If the park is being cleaned Richness of features - wooded areas
Another data set - land cover layer as of 2010 derived from LiDAR
If park is being cleaned during the inspection --> it's given an "N" so the grading is biased If a park is covered by snow during inspection --> it's given an "N" so the grading is biased
Inventory table - USE THIS - gives richer picture of how much is in that park Inventory - provides richness Rated column in all sites table should have rating of 0 or -1 - True False - very important - where rated is true those are the only things parks is currently inspecting. Reason not rated column - why this park is not being rated. Current snapshot of rated
Natural? How much grass, how much tree, are in each park. Natural areas do not have a lot of features or no features to rate. Boundaries of natural area - outdated - on open data. Purposely not built areas.
Jackie will send files
Synthetic turf is not captured in all athletic facilities Calculate total areas of synthetic turf - will send file
Geodatabase that has land cover data Forever wild data
Made changes to coincident feature failure script.
If Fences were rated 50 times and litter was rated 25 times and litter failed 10 times the number of time litter failed when fence failed is 10/25.
Calculating parks quality rating: Time, Area, Num Features Failed, Num Features Evaluated
Quality = Number of Features Failed / Number of Features Evaluated
Done per park
Quality of zip = (Sum (Quality of park * Area of Park))/(Sum Area of all parks in Zip Code)
I did a Pull on the code and did some moderate over hauls on the data structures to get them in line with what we were both talking about. I didn't test any of it but it's pretty clean and commented to sift through if there's any debugging needed. I didn't move beyond the data structures but they should be ready for you to run with.
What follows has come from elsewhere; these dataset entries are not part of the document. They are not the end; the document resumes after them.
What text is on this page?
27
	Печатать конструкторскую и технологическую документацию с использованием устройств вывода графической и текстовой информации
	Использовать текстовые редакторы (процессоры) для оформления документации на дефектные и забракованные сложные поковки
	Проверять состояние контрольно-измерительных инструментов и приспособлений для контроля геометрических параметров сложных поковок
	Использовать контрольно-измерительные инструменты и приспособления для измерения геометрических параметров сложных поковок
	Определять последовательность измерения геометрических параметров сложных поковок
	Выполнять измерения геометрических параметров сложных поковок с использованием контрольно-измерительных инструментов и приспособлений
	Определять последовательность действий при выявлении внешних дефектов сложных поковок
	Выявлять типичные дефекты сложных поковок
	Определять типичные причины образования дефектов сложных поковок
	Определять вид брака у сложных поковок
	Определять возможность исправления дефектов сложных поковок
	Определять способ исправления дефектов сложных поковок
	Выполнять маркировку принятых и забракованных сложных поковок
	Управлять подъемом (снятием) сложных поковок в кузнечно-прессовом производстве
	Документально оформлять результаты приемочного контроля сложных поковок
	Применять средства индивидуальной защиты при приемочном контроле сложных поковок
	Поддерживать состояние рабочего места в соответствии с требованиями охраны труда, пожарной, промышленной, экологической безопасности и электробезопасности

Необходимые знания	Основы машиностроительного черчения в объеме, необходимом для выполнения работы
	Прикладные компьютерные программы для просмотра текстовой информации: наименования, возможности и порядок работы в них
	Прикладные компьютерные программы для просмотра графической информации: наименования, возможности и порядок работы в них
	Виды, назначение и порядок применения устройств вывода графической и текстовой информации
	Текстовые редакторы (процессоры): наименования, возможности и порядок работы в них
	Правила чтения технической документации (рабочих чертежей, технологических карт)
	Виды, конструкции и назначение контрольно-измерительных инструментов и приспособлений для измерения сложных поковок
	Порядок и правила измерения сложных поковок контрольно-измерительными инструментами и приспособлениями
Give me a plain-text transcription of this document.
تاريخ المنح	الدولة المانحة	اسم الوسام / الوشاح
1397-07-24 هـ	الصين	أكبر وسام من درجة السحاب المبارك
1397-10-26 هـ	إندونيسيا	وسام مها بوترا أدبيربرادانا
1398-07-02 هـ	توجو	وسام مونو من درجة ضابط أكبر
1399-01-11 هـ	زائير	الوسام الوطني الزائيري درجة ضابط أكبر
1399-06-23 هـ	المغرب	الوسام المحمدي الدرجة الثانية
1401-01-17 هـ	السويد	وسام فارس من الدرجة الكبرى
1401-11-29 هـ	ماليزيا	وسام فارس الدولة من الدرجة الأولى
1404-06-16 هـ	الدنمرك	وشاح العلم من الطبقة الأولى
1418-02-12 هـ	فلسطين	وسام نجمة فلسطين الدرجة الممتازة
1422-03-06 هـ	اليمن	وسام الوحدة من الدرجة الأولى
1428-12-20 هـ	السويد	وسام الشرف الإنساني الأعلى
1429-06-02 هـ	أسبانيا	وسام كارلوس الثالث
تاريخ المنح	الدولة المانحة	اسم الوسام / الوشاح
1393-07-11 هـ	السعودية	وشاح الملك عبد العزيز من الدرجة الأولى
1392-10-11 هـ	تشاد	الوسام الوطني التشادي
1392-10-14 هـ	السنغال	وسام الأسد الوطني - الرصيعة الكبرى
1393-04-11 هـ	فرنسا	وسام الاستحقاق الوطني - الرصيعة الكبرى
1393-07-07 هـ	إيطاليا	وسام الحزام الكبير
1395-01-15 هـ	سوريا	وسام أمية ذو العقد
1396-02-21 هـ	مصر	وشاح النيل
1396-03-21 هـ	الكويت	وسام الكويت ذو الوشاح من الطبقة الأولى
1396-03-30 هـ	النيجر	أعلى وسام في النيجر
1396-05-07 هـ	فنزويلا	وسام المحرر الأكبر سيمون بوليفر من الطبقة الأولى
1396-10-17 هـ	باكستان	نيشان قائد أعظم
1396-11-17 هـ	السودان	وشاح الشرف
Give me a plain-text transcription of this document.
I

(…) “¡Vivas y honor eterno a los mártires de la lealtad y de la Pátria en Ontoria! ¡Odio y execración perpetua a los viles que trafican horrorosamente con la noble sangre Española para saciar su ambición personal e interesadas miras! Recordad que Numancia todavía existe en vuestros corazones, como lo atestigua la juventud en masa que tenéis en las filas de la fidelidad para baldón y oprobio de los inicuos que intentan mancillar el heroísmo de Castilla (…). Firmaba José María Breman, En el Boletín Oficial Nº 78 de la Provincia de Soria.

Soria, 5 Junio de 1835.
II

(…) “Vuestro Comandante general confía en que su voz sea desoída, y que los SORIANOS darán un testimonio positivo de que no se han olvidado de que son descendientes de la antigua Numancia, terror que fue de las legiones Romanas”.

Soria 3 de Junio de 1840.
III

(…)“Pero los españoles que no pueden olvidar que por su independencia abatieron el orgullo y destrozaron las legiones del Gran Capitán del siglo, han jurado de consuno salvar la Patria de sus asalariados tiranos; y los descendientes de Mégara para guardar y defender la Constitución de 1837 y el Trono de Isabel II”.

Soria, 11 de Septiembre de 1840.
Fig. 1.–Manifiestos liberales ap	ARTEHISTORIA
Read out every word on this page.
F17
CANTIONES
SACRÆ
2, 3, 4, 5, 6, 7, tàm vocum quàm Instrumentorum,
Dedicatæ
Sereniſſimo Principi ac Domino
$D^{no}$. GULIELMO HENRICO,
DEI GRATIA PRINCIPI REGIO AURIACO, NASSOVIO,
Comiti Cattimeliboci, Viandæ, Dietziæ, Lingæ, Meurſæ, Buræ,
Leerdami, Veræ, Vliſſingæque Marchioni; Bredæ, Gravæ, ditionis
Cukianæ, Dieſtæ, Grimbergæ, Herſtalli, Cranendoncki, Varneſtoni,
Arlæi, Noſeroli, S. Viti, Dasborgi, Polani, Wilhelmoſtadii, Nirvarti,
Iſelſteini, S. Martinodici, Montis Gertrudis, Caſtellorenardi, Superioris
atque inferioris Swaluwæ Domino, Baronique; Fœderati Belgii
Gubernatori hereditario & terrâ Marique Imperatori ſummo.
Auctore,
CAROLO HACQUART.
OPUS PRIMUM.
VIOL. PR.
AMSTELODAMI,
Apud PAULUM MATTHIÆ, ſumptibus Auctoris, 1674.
Also, I put in some code.. commented out.. to test and see if you can run it. I think it should be good but it will allow us not to iterate through the entire Sites file and instead just read entries directly from the dataframe as necessary when building the parkID dictionary.
If the above works, the code goes to 2 iterations (for loops) total.. one for the Ratings file and one for the Insepctions file. That should speed things up.
I suggest once we get the structure parsed correctly, we can play with writing it to a file using 'Pickle'. Super easy. Then we just make other scripts read this file before doing analysis and it will save us from reading files into dataframes and all the work of structuring over and over again.
##04/30/2015 The Rating file spits out a pickle file.
The pickleFile contains a dictionary of each park and its relevant attributes. This can be used as the "master database"
Questions for Parks Department:
How did they deal with breakups that have different number inspections per year.
B-018 Zone?Playgrounds? How did they choose which feature to evaluate? How did the number of features change along seasons?
Q012 - zone4/zone3 ? Answer: Recently starting 2013 (2014 fiscal street)Each zone should be inspected twice a year. Before that; they parks were only guaranteed to be inspected once.
##05/06/2015
Created new script/plots for calculating the Coincidence of Failure of Features minus the 'noise' of the typical failure rate of the feature regardless of the coincidence.